Posted by Prachi Garg <pg...@gridgain.com>.
I've created Google site verification for both, http and https version of
Ignite website. I've also added sitemap.xml and robots.txt.

If I may, I would like to suggest a server-side 301 redirect from http to
https version of the website to ensure that users and search engines are
directed to the preferred protocol (I'm guessing https pages are preferred
over http pages).


Thanks,

-Prachi

On Tue, Sep 1, 2015 at 5:16 PM, Raul Kripalani <ra...@evosent.com> wrote:

> robots.txt is not functionally important in this context because we don't
> have content we want to exclude from crawling.
>
> But it's always wise to serve at least a generic one because you don't know
> if Google penalises sites that return an HTTP 404 for this file in terms of
> SEO. I wouldn't be surprised if it did. And it's a simple file to add.
>
> Moreover, I would suggest creating a google-site-verification with a
> sitemap controlled by us (if it hasn't been done yet - I'm on mobile now
> and it's a pain to check). And also to hint the crawler to also crawl
> readme.io and the javadoc.
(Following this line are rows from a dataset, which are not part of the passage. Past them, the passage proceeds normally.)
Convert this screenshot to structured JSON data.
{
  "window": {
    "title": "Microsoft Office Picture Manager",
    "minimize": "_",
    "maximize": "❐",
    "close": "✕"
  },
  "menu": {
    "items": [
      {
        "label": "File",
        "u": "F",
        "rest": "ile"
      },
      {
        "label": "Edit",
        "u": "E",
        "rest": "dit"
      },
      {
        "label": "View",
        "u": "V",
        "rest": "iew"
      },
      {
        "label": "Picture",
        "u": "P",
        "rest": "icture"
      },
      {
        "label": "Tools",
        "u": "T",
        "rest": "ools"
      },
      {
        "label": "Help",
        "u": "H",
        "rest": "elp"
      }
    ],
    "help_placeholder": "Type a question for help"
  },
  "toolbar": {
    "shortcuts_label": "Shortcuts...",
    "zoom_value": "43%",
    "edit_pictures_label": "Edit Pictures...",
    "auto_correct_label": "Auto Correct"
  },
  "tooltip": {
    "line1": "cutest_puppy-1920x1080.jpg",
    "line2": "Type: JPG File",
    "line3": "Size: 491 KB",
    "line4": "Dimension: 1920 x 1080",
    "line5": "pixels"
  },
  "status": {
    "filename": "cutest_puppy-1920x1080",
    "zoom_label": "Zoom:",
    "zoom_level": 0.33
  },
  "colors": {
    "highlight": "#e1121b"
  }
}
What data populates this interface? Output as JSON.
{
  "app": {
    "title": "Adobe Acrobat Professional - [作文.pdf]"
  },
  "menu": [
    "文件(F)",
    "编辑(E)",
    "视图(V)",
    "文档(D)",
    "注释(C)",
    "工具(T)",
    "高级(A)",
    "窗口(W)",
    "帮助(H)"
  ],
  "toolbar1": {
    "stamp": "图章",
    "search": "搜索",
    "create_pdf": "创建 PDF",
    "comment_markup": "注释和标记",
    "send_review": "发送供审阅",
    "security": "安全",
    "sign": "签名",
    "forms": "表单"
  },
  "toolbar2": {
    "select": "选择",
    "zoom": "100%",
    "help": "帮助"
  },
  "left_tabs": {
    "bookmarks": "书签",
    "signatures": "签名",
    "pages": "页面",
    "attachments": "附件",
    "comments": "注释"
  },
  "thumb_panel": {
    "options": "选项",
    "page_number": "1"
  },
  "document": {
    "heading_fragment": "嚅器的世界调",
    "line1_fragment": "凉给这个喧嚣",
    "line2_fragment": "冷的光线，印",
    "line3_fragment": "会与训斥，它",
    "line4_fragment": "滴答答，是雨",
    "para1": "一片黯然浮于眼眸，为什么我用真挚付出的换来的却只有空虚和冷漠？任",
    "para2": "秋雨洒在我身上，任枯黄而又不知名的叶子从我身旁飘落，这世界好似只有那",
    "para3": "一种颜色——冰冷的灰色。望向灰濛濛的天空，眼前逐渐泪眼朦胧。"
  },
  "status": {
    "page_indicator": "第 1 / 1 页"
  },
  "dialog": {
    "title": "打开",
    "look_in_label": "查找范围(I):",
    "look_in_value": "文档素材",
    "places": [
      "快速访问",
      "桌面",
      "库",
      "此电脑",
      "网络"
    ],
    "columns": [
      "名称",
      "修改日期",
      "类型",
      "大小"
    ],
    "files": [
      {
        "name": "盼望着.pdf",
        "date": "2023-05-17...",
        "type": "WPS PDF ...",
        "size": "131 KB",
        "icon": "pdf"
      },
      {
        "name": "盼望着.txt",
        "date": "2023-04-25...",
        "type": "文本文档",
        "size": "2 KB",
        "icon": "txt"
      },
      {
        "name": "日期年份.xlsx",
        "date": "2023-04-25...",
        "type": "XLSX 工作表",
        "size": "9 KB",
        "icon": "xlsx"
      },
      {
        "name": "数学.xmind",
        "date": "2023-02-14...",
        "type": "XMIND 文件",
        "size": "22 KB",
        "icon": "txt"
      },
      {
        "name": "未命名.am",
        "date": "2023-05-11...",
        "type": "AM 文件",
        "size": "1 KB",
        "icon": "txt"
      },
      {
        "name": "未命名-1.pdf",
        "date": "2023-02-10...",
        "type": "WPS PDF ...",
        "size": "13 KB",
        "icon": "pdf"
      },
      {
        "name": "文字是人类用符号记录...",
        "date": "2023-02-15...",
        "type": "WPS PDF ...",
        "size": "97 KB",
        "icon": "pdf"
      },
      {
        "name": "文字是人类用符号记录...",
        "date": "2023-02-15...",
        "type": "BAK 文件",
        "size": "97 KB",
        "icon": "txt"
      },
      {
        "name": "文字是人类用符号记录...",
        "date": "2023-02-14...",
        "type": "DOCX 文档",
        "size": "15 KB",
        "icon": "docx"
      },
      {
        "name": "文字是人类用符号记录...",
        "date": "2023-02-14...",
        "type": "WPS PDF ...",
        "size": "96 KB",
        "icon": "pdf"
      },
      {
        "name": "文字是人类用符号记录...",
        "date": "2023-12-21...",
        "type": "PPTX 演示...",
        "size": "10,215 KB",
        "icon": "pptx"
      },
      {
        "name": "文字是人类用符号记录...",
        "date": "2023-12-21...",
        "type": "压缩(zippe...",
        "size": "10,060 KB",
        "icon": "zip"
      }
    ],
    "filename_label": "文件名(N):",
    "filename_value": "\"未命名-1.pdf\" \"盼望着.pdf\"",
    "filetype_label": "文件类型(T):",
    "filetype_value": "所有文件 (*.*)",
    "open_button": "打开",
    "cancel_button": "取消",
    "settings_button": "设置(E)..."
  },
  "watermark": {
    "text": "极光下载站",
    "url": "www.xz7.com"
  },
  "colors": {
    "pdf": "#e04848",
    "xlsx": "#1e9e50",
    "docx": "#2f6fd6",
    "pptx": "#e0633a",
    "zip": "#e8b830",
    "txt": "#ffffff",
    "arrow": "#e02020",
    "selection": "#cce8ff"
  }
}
Currently if I google the term IgniteContext I
> get the 1.1.0 javadoc page, which tells me that Google needs some hints to
> crawl more recent javadocs better.
>
> Regards,
> Raúl.
> On 2 Sep 2015 00:36, "Dmitriy Setrakyan" <ds...@apache.org> wrote:
>
> > Raul,
> >
> > Sorry for the late reply, but better late than never :)
> >
> > On Mon, Aug 24, 2015 at 4:30 AM, Raul Kripalani <ra...@apache.org>
> wrote:
> >
> > > wget spider output here:
> > > https://gist.github.com/raulk/7d6713aa7b3d21ecaacd
> > >
> > > No issues with regards to the domain migration, but we have 404 in
> > > robots.txt and some jquery JS across many pages.
> > >
> > > I also ran a spider on our readme.io docs, and it was quite OK except
> > that
> > > it found these 404s:
> > >
> > > --2015-08-24 12:16:43--
> > > https://apacheignite.readme.io/docs/distributed-closures%22  HTTP/1.1
> > 404
> > > Not Found
> > > --2015-08-24 12:26:04--
> > >
> https://apacheignite.readme.io/docs/%7B%7Burl('v'%20+%20v.version)%7D%7D
> > >  HTTP/1.1 404 Not Found
> > >
> > >
> > Raul, is there a way to find out the referrer pages that have these
> links?
> >
> >
> > > With regards to the jquery URL references:
> > >
> > > --2015-08-24 12:19:31--
> > > http://ignite.apache.org/use-cases/spark/js/jquery-1.11.1.min.js
> > >   HTTP/1.1 404 Not Found
> > > --2015-08-24 12:19:27--
> > > http://ignite.apache.org/use-cases/caching/js/jquery-1.11.1.min.js
> > >   HTTP/1.1 404 Not Found
> > >
> >
> > Prachi, any chance you can look at these?
> >
> >
> > >
> > > Are some examples. I guess these HTMLs are referring to jquery in the
> > > context directory rather than in a common directory.
> > >
> > > Do you think it makes sense to add a robots.txt for SEO purposes?
> > >
> >
> > Raul, I am not sure what we would put into robots.txt. Is there any
> benefit
> > in having this file vs not having it?
> >
> >
> > >
> > > Regards,
> > >
> > > *Raúl Kripalani*
> > > Apache Camel PMC Member & Committer | Enterprise Architect, Open Source
> > > Integration specialist
> > > http://about.me/raulkripalani |
> http://www.linkedin.com/in/raulkripalani
> > > http://blog.raulkr.net | twitter: @raulvk
> > >
> > > On Mon, Aug 24, 2015 at 10:45 AM, Dmitriy Setrakyan <
> > dsetrakyan@apache.org
> > > >
> > > wrote:
> > >
> > > > Igniters,
> > > >
> > > > I have updated the Ignite website to reflect the project graduation
> > > (turned
> > > > out that many links were not working).
> > > >
> > > > Would be nice if the community clicked around and verified that all
> the
> > > > links are working and all the wording and examples are correct.
> > > >
> > > > Thanks,
> > > > D.
> > > >
> > >
> >
>

Re: website changes

Posted by Raul Kripalani <ra...@evosent.com>.
robots.txt is not functionally important in this context because we don't
have content we want to exclude from crawling.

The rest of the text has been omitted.